Yes, you might think that a 20 bps error is close to perfect.
However, the stakes are extremely high for professional research teams. If you take a quick look at the previous chart, you can see that the average error for a 1-month forecast in a “normal year” was just about 11 bps.
Now that we've covered how the consensus performs, it’s time to take a look at individual analysts’ results.
But before we proceed, please bear in mind that the ranking may differ greatly depending on the methodology used to evaluate these forecasts. To “balance things out,” we’ve decided to evaluate firms across two categories:
Short-term: Forecasts made 1 month prior to the CPI release.
Long-term: Forecasts made 12 months prior to the publish date.
For a more detailed explanation of our methodology, please refer to the foreword at the end of the article.
Based on short-term forecasts, just 7 firms (4 local, and 3 international research teams) managed to average an absolute error below 20 basis points during the past 4 years: BNP, Actinver, Banorte, UBS, Vector, BBVA and JP Morgan.
If we zoom into the year-per-year rankings, we can see that Finamex claimed the top spot for the data we have so far in 2024—marking an impressive improvement from their previous two-year rankings, which positioned them at the bottom end of the table.
We also believe that a special mention should be made to Actinver and UBS, the only two research firms to have consistently finished in the top 10 for four consecutive years.
Next, let’s take a look at the performance on a long-term basis—a category in which research teams are most competitive due to more conservative “bets” on the 12-month forecast for inflation.
Here, the difference between the top and bottom-ranked firms (Cibanco & Oxford Economics) is just 21%, compared to a 41% difference in the short-term forecasts.
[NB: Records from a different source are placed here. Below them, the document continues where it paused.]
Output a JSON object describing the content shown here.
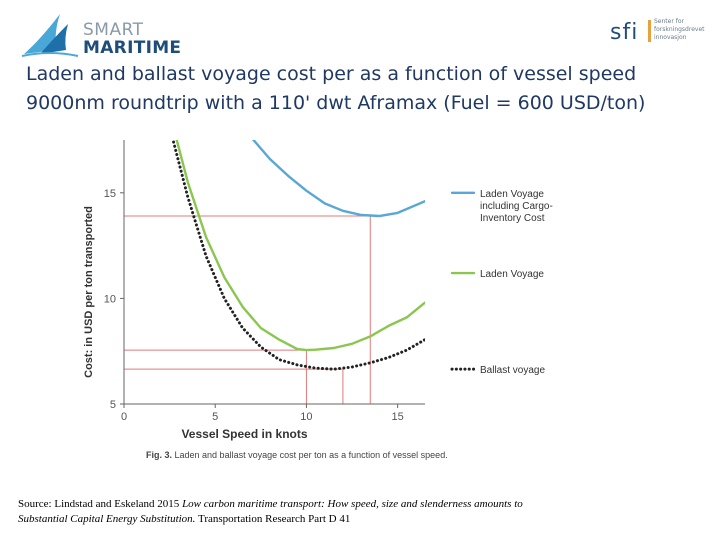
{
  "header": {
    "logo_left": {
      "line1": "SMART",
      "line2": "MARITIME",
      "icon": "ship-sail-logo-icon"
    },
    "logo_right": {
      "text": "sfi",
      "sub1": "Senter for",
      "sub2": "forskningsdrevet",
      "sub3": "innovasjon",
      "accent": "#e9a23b"
    }
  },
  "title": {
    "line1": "Laden and ballast voyage cost per as a function of vessel speed",
    "line2": "9000nm roundtrip with a 110' dwt Aframax (Fuel = 600 USD/ton)"
  },
  "source": {
    "prefix": "Source: Lindstad and Eskeland 2015 ",
    "italic": "Low carbon maritime transport: How speed, size and slenderness amounts to Substantial Capital Energy Substitution.",
    "suffix": " Transportation Research Part D 41"
  },
  "chart_data": {
    "type": "line",
    "xlabel": "Vessel Speed in knots",
    "ylabel": "Cost: in USD per ton transported",
    "caption_bold": "Fig. 3.",
    "caption": " Laden and ballast voyage cost per ton as a function of vessel speed.",
    "xlim": [
      0,
      16.5
    ],
    "ylim": [
      5,
      17.5
    ],
    "xticks": [
      0,
      5,
      10,
      15
    ],
    "yticks": [
      5,
      10,
      15
    ],
    "grid": false,
    "legend_position": "right",
    "series": [
      {
        "name": "Laden Voyage including Cargo-Inventory Cost",
        "style": "solid",
        "color": "#5aa6d4",
        "x": [
          7.0,
          8.0,
          9.0,
          10.0,
          11.0,
          12.0,
          13.0,
          14.0,
          15.0,
          16.5
        ],
        "y": [
          17.6,
          16.6,
          15.8,
          15.1,
          14.5,
          14.15,
          13.95,
          13.9,
          14.05,
          14.6
        ]
      },
      {
        "name": "Laden Voyage",
        "style": "solid",
        "color": "#8ac650",
        "x": [
          2.8,
          3.5,
          4.5,
          5.5,
          6.5,
          7.5,
          8.5,
          9.5,
          10.0,
          10.5,
          11.5,
          12.5,
          13.5,
          14.5,
          15.5,
          16.5
        ],
        "y": [
          17.8,
          15.5,
          12.9,
          11.0,
          9.6,
          8.6,
          8.05,
          7.6,
          7.55,
          7.57,
          7.65,
          7.85,
          8.2,
          8.7,
          9.1,
          9.8
        ]
      },
      {
        "name": "Ballast voyage",
        "style": "dotted",
        "color": "#222222",
        "x": [
          2.6,
          3.5,
          4.5,
          5.5,
          6.5,
          7.5,
          8.5,
          9.5,
          10.5,
          11.5,
          12.5,
          13.5,
          14.5,
          15.5,
          16.5
        ],
        "y": [
          17.8,
          14.8,
          12.0,
          10.0,
          8.6,
          7.7,
          7.1,
          6.85,
          6.7,
          6.65,
          6.75,
          6.95,
          7.2,
          7.55,
          8.05
        ]
      }
    ],
    "reference_lines": [
      {
        "color": "#e0797a",
        "x": 13.5,
        "y": 13.9
      },
      {
        "color": "#e0797a",
        "x": 10.0,
        "y": 7.55
      },
      {
        "color": "#e0797a",
        "x": 12.0,
        "y": 6.65
      }
    ]
  }
}
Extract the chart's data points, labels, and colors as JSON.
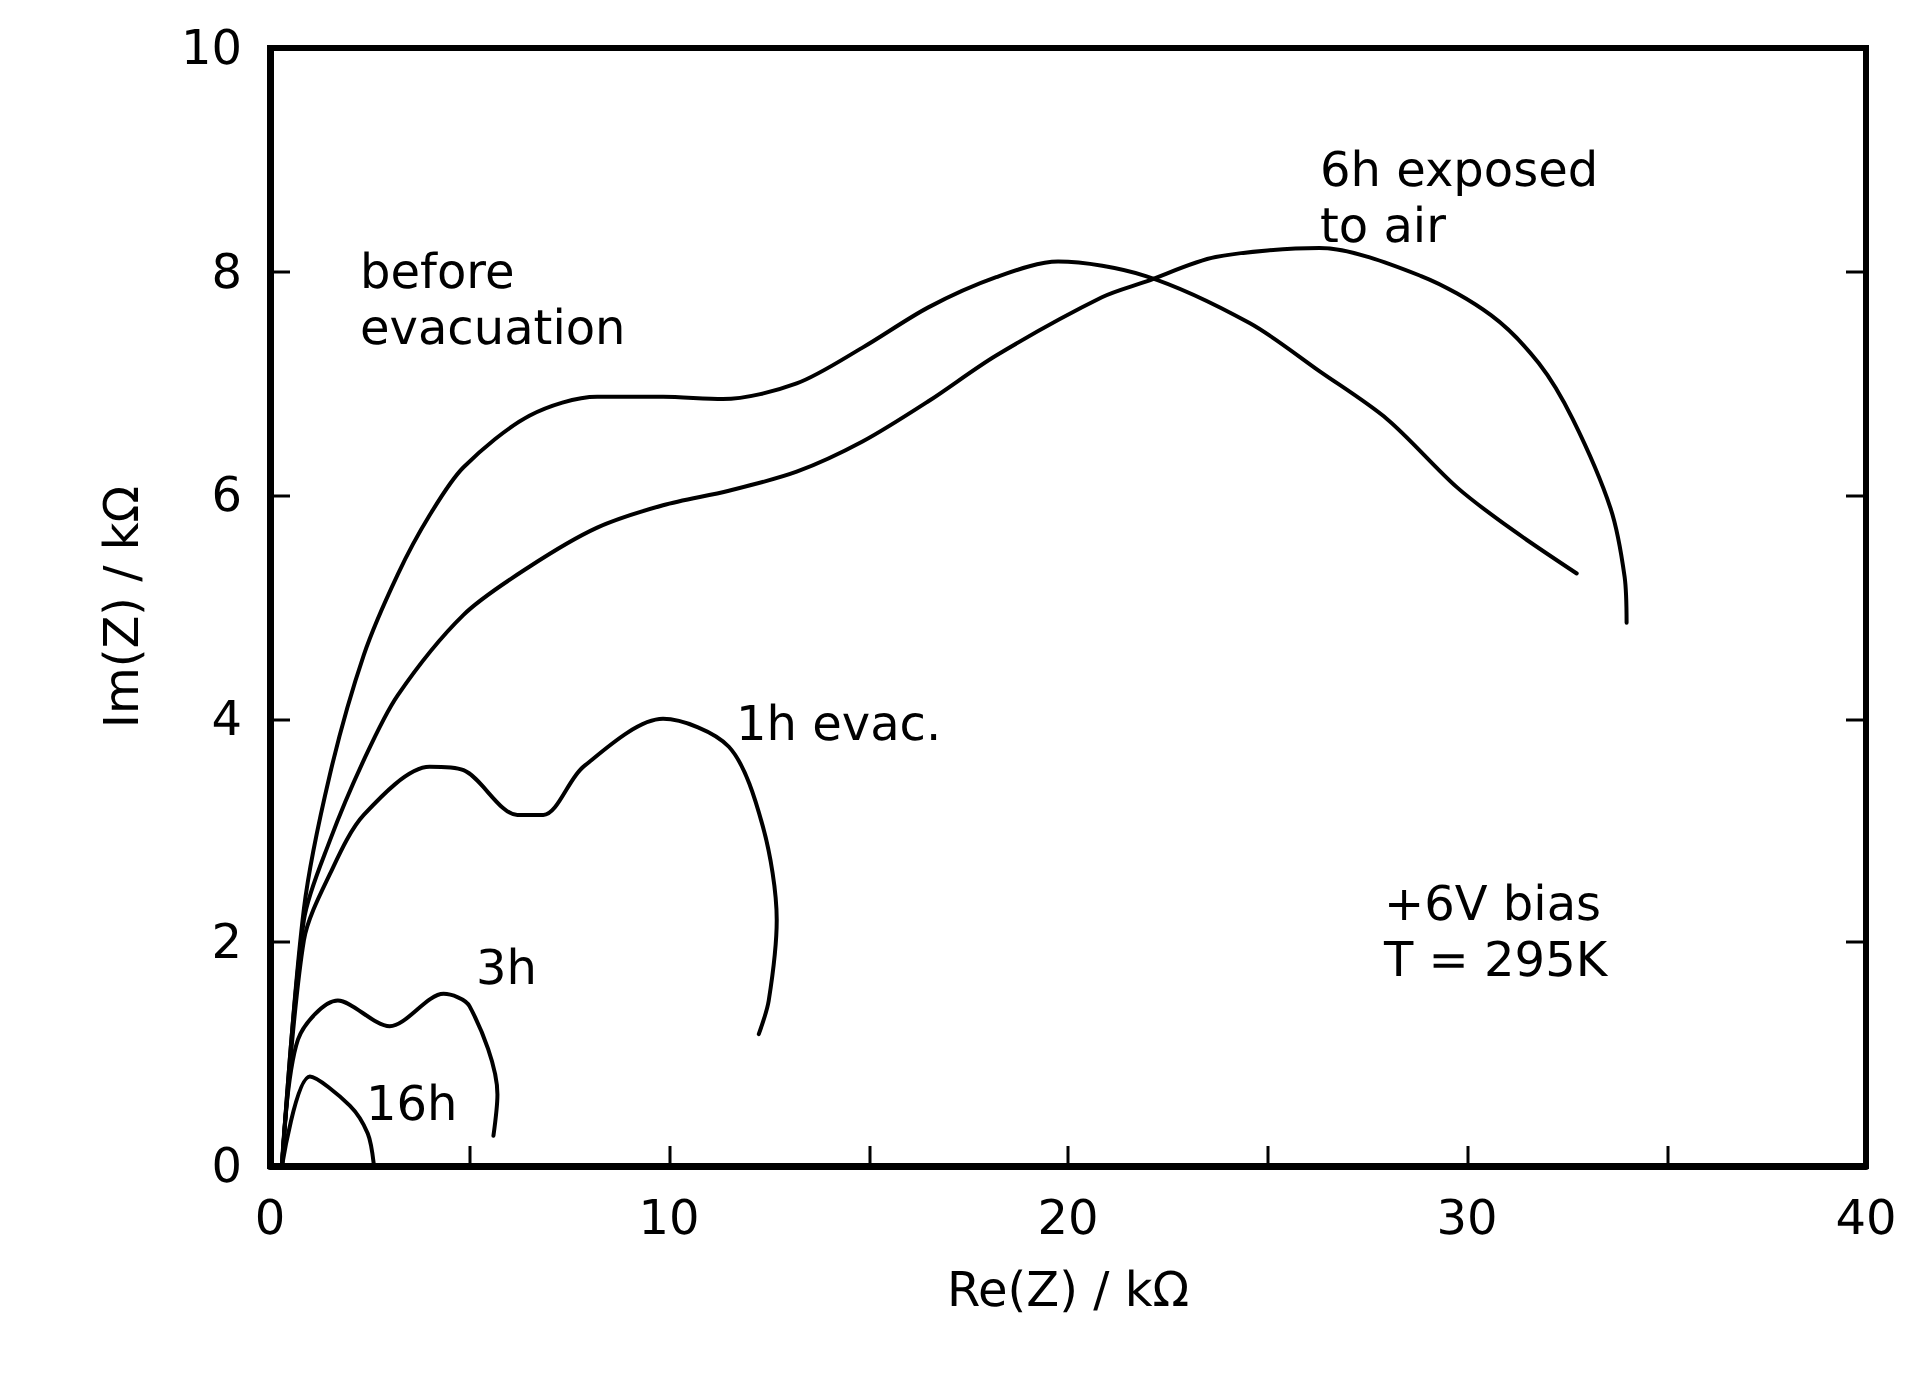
{
  "chart_data": {
    "type": "line",
    "xlabel": "Re(Z) / kΩ",
    "ylabel": "Im(Z) / kΩ",
    "xlim": [
      0,
      40
    ],
    "xticks": [
      0,
      {
        "value": 5,
        "label": null
      },
      10,
      {
        "value": 15,
        "label": null
      },
      20,
      {
        "value": 25,
        "label": null
      },
      30,
      {
        "value": 35,
        "label": null
      },
      40
    ],
    "ylim": [
      0,
      10
    ],
    "yticks": [
      0,
      2,
      4,
      6,
      8,
      10
    ],
    "grid": false,
    "legend": false,
    "marker": "none",
    "line_style": "solid",
    "series": [
      {
        "name": "before\nevacuation",
        "color": "#000000",
        "x": [
          0.3,
          0.85,
          1.5,
          2.35,
          3.2,
          4.0,
          4.85,
          6.5,
          8.2,
          9.85,
          11.35,
          13.2,
          14.85,
          16.5,
          18.2,
          19.75,
          21.95,
          24.55,
          26.3,
          28,
          29.75,
          31.1,
          32.75
        ],
        "values": [
          0,
          2.3,
          3.5,
          4.57,
          5.29,
          5.82,
          6.25,
          6.71,
          6.88,
          6.88,
          6.86,
          7.0,
          7.32,
          7.68,
          7.95,
          8.09,
          7.96,
          7.54,
          7.11,
          6.68,
          6.07,
          5.7,
          5.3
        ]
      },
      {
        "name": "6h exposed\nto air",
        "color": "#000000",
        "x": [
          0.3,
          0.85,
          1.5,
          2.35,
          3.2,
          4.85,
          6.5,
          8.2,
          9.85,
          11.5,
          13.2,
          14.85,
          16.5,
          18.2,
          20.85,
          21.95,
          23.7,
          26.3,
          28.85,
          30.6,
          31.8,
          32.65,
          33.6,
          33.95,
          34
        ],
        "values": [
          0,
          2.2,
          2.91,
          3.63,
          4.21,
          4.93,
          5.36,
          5.71,
          5.91,
          6.04,
          6.21,
          6.48,
          6.84,
          7.25,
          7.77,
          7.91,
          8.13,
          8.21,
          7.96,
          7.61,
          7.18,
          6.68,
          5.88,
          5.27,
          4.86
        ]
      },
      {
        "name": "1h evac.",
        "color": "#000000",
        "x": [
          0.3,
          0.85,
          1.5,
          2.35,
          4.0,
          4.85,
          6.2,
          6.85,
          7.85,
          9.85,
          11.5,
          12.35,
          12.7,
          12.5,
          12.25
        ],
        "values": [
          0,
          2.02,
          2.61,
          3.14,
          3.57,
          3.54,
          3.14,
          3.14,
          3.57,
          4.0,
          3.75,
          3.04,
          2.2,
          1.48,
          1.18
        ]
      },
      {
        "name": "3h",
        "color": "#000000",
        "x": [
          0.3,
          0.7,
          1.7,
          3.0,
          4.35,
          5.0,
          5.7,
          5.6
        ],
        "values": [
          0,
          1.13,
          1.48,
          1.25,
          1.54,
          1.43,
          0.64,
          0.27
        ]
      },
      {
        "name": "16h",
        "color": "#000000",
        "x": [
          0.3,
          1.0,
          2.0,
          2.45,
          2.6
        ],
        "values": [
          0,
          0.8,
          0.54,
          0.29,
          0.02
        ]
      }
    ],
    "annotations": [
      "+6V bias\nT = 295K"
    ]
  }
}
Notably, only two research teams, Actinver and BNP, ranked in the top 5 for both long-term and short-term forecasts.
Finally, here are the year-by-year rankings for the long-term predictions category.
All in all, we believe that long-term inflation forecasts are still subject to considerable errors—with all firms averaging an error above 200 basis points (2 percentage points) for a 12-month forward inflation rate, and should therefore be taken with a grain of salt.
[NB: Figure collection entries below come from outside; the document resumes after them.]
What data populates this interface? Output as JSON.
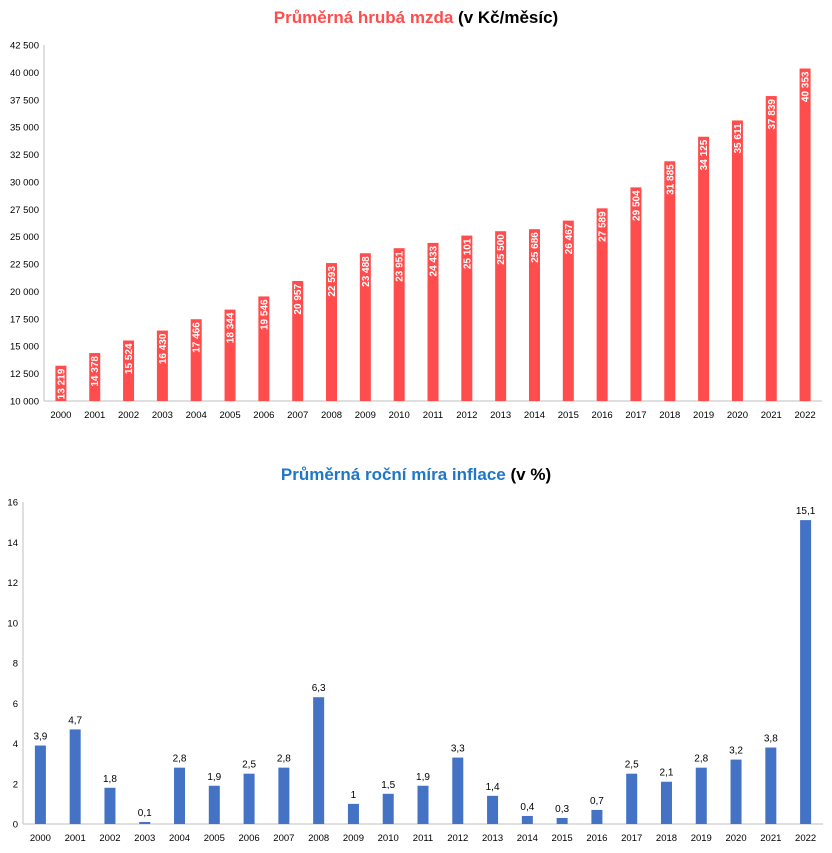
{
  "chart_data": [
    {
      "type": "bar",
      "title_main": "Průměrná hrubá mzda",
      "title_unit": "(v Kč/měsíc)",
      "color": "#ff4d4d",
      "title_color": "#ff4d4d",
      "categories": [
        "2000",
        "2001",
        "2002",
        "2003",
        "2004",
        "2005",
        "2006",
        "2007",
        "2008",
        "2009",
        "2010",
        "2011",
        "2012",
        "2013",
        "2014",
        "2015",
        "2016",
        "2017",
        "2018",
        "2019",
        "2020",
        "2021",
        "2022"
      ],
      "values": [
        13219,
        14378,
        15524,
        16430,
        17466,
        18344,
        19546,
        20957,
        22593,
        23488,
        23951,
        24433,
        25101,
        25500,
        25686,
        26467,
        27589,
        29504,
        31885,
        34125,
        35611,
        37839,
        40353
      ],
      "value_labels": [
        "13 219",
        "14 378",
        "15 524",
        "16 430",
        "17 466",
        "18 344",
        "19 546",
        "20 957",
        "22 593",
        "23 488",
        "23 951",
        "24 433",
        "25 101",
        "25 500",
        "25 686",
        "26 467",
        "27 589",
        "29 504",
        "31 885",
        "34 125",
        "35 611",
        "37 839",
        "40 353"
      ],
      "ylim": [
        10000,
        42500
      ],
      "yticks": [
        10000,
        12500,
        15000,
        17500,
        20000,
        22500,
        25000,
        27500,
        30000,
        32500,
        35000,
        37500,
        40000,
        42500
      ],
      "ytick_labels": [
        "10 000",
        "12 500",
        "15 000",
        "17 500",
        "20 000",
        "22 500",
        "25 000",
        "27 500",
        "30 000",
        "32 500",
        "35 000",
        "37 500",
        "40 000",
        "42 500"
      ],
      "grid": false,
      "legend": "none"
    },
    {
      "type": "bar",
      "title_main": "Průměrná roční míra inflace",
      "title_unit": "(v %)",
      "color": "#4472c4",
      "title_color": "#1f77c9",
      "categories": [
        "2000",
        "2001",
        "2002",
        "2003",
        "2004",
        "2005",
        "2006",
        "2007",
        "2008",
        "2009",
        "2010",
        "2011",
        "2012",
        "2013",
        "2014",
        "2015",
        "2016",
        "2017",
        "2018",
        "2019",
        "2020",
        "2021",
        "2022"
      ],
      "values": [
        3.9,
        4.7,
        1.8,
        0.1,
        2.8,
        1.9,
        2.5,
        2.8,
        6.3,
        1,
        1.5,
        1.9,
        3.3,
        1.4,
        0.4,
        0.3,
        0.7,
        2.5,
        2.1,
        2.8,
        3.2,
        3.8,
        15.1
      ],
      "value_labels": [
        "3,9",
        "4,7",
        "1,8",
        "0,1",
        "2,8",
        "1,9",
        "2,5",
        "2,8",
        "6,3",
        "1",
        "1,5",
        "1,9",
        "3,3",
        "1,4",
        "0,4",
        "0,3",
        "0,7",
        "2,5",
        "2,1",
        "2,8",
        "3,2",
        "3,8",
        "15,1"
      ],
      "ylim": [
        0,
        16
      ],
      "yticks": [
        0,
        2,
        4,
        6,
        8,
        10,
        12,
        14,
        16
      ],
      "ytick_labels": [
        "0",
        "2",
        "4",
        "6",
        "8",
        "10",
        "12",
        "14",
        "16"
      ],
      "grid": false,
      "legend": "none"
    }
  ]
}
However, as the target date approaches, analyst predictions become impressively accurate. Even during 2021 and 2022, estimates made with a 6-month lag were off by just half a percentage point on average. Taking it further, forecasts made just a month prior to the official inflation figure were off by only 20 basis points on average, making it quite an impressive achievement for analysts covering the Mexican economy.
Foreword
For those interested, this is the methodology we followed to rank research firms’ CPI forecasts:
Data Collection: We collected data from all Citibanamex surveys that included at least January 2021 forecasts for monthly and yearly inflation figures.
Recent Predictions: We retained predictions only from research firms that published at least one estimate in the past two months (i.e., July and August 2024).
Averaging Multiple Forecasts: Since the survey is sometimes published twice a month, if a team published two forecasts during the same month, we averaged them out.
Minimum Predictions: We removed all research firms for which we didn’t have at least 26 predictions (out of a maximum of 52).
Error Calculation: With the selected sample, we computed the absolute error for each forecast and averaged these figures on a yearly basis.
For the “complete” rankings we excluded firms which didn’t have data for all years in the sample, such as: GBM and Bradesco.
This error is computed based on the absolute difference between the forecast made at the start of the year and the year’s observed inflation rate. For example, for 2019, the first forecast for that year’s inflation rate was published on January 7th; we compare that estimate with the observed annual inflation rate for December 2019.